Während rund einem Jahrzehnt war Martin Berchtold mit einem Hybrid-Fahrzeug unterwegs, bis er sich im Herbst 2018 für ein Wasserstoff-Auto entschied. «Mit einem Wasserstoff-Auto kann ich rasch an der Tankstelle Wasserstoff tanken und gleich weiterfahren. Ein batterieelektrisches Auto hingegen muss ich zuerst laden.» Mit dem Wasserstoff-Auto sei er flexibler, bilanziert Martin Berchtold nach über 34'000 mit Wasserstoff gefahrenen Kilometern.
Martin Berchtold macht keine Werbung für Autokonzerne, sondern ist rein persönlich von der Technologie fasziniert. Deshalb nimmt er auch in Kauf, dass – trotz der grösseren Flexibilität – die Tankmöglichkeiten beschränkt sind. Schweizweit gibt es lediglich zwei Tankstellen: Eine in Hunzenschwil (AG), die andere steht in Dübendorf (ZH) bei der Eidgenössischen Materialprüfungs- und Forschungsanstalt (EMPA). Für seinen täglichen Aktionsradius sei das ausreichend, meint der Wasserstoff-Verfechter.

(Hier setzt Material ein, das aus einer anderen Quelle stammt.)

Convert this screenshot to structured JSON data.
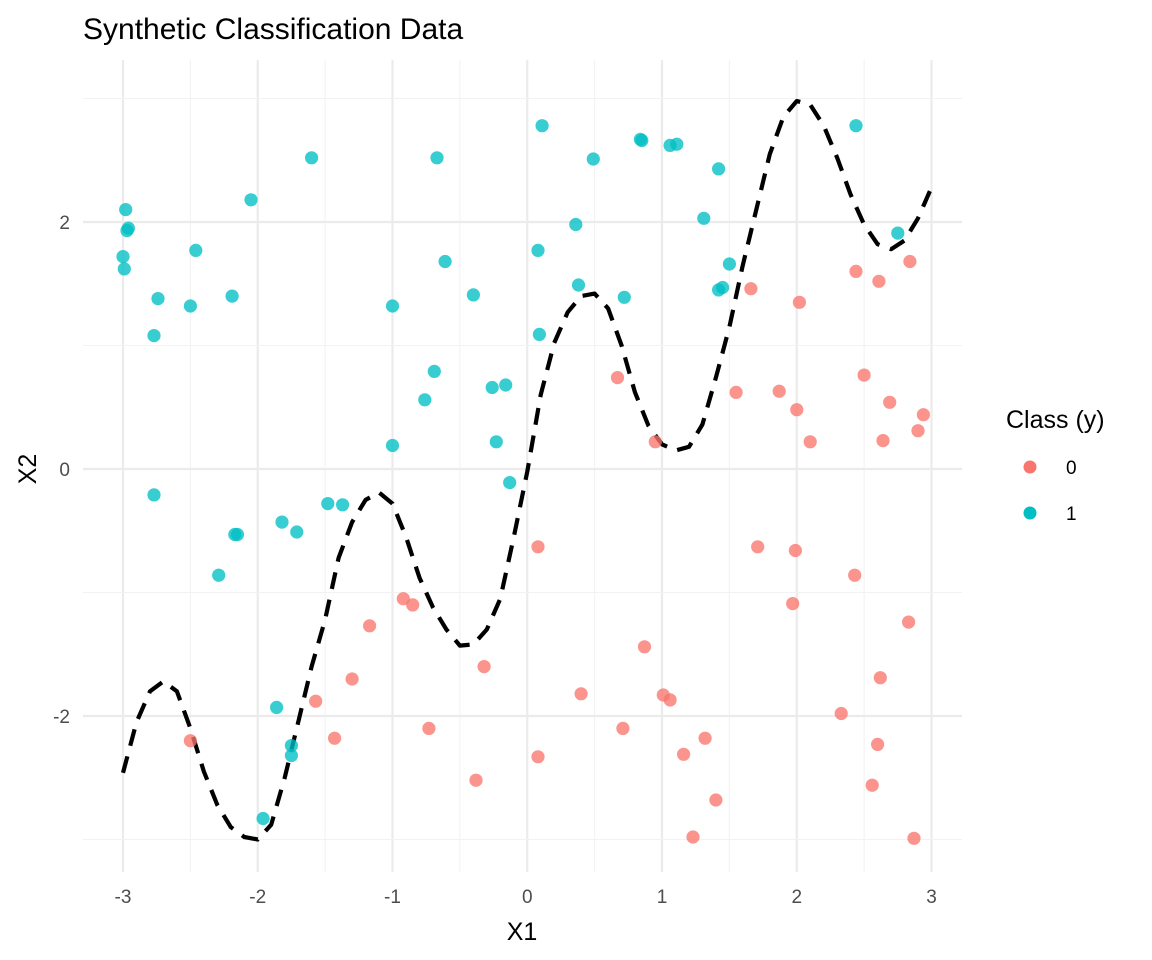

Wasserstoff ist nicht gleich Wasserstoff
Auch eine Reise nach Deutschland ist für Martin Berchtold mit seinem Wasserstoff-Auto problemlos machbar. Die Abdeckung mit Tankstellen ist dort sogar deutlich besser als in der Schweiz, da es praktisch in jeder grösseren Stadt eine entsprechende Tankstelle gibt. «In Deutschland habe ich aber nicht immer die Garantie, dass mein Wasserstoff tatsächlich auch grün ist», erklärt Martin Berchtold, der grossen Wert darauf legt, dass der getankte Wasserstoff auch tatsächlich klimafreundlich ist.
Was ist Wasserstoff?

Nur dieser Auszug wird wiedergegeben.